С отъездом Веры Райского охватил ужас одиночества. Он
чувствовал себя сиротой, как будто целый мир опустел, и он
очутился в какой-то бесплодной пустыне,
не замечая, что эта пустыня вся в зелени, в цветах, не чувствуя,
что его лелеет и греет природа, блистающая лучшей, жаркой порой
лета.
Домовитость Татьяны Марковны и порханье Марфиньки, ее пение,
живая болтовня с веселым, бодрым, скачущим Викентьевым, иногда
приезд гостей, появление карикатурной Полины Карповны, бурливого
Опенкина, визиты хорошо одетых и причесанных барынь, молодых
щеголей — он не замечал ничего. Ни весело, ни скучно, ни тепло,
ни холодно ему было от всех этих лиц и явлений.
Он видел только одно, что лиловая занавеска не колышется, что
сторы спущены в окнах, что любимая скамья стоит пустая, что нет
Веры — и как будто ничего и никого нет: точно весь дом, вся
окрестность вымерли.
Он не хотел любить Веру, да и нельзя, если б хотел: у него
отняты все права, все надежды. Ее нежнейшая мольба, обращенная к
нему, — была — «уехать поскорей», а он был занят, полон ею,
одною ею, и ничем больше!
Даже красота ее, кажется, потеряла свою силу над ним; его влекла
к ней какая-то другая сила. Он чувствовал, что связан с ней, не
теплыми и многообещающими надеждами, не трепетом нерв, а
какою-то враждебною, разжигающею мозг болью, какими-то
посторонними, даже противоречащими любви связями.
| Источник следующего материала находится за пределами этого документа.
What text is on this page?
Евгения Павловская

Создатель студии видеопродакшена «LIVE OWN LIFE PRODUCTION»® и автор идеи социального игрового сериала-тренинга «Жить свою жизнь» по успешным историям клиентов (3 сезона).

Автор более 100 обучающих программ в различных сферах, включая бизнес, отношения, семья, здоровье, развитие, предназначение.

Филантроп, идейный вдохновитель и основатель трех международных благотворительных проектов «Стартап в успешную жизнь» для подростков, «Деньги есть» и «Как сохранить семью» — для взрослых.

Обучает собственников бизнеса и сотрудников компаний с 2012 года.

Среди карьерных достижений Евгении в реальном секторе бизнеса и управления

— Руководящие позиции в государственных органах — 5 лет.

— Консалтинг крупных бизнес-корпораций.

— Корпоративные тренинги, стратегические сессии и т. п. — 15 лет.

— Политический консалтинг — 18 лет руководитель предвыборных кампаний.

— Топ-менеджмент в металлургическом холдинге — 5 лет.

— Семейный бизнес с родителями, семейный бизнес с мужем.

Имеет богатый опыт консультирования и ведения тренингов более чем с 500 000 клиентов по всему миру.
Его мучила теперь тайна: как она, пропадая куда-то на глазах у
всех, в виду, из дома, из сада, потом появляется вновь, будто со
дна Волги вынырнувшей русалкой, с светлыми, прозрачными глазами,
с печатью непроницаемости и обмана на лице, с ложью на языке,
чуть не в венке из водяных порослей на голове, как настоящая
русалка!
И какой опасной, безотрадной красотой блестит тогда ему в глаза
эта сияющая, таинственная ночь!
Но если б еще только одно это: а она вполовину открыла ему, что
любит, что есть кто-то тут около, кем полна ее жизнь и этот
уголок, кем прекрасны эти деревья, это небо, эта Волга.
Но открыв на минуту заветную дверь, она вдруг своенравно
захлопнула ее и неожиданно исчезла, увезя с собой ключи от всех
тайн: и от своего характера, и от своей любви, и от всей сферы
своих понятий, чувств, от всей жизни, которою живет — всё
увезла! Перед ним опять одна замкнутая дверь!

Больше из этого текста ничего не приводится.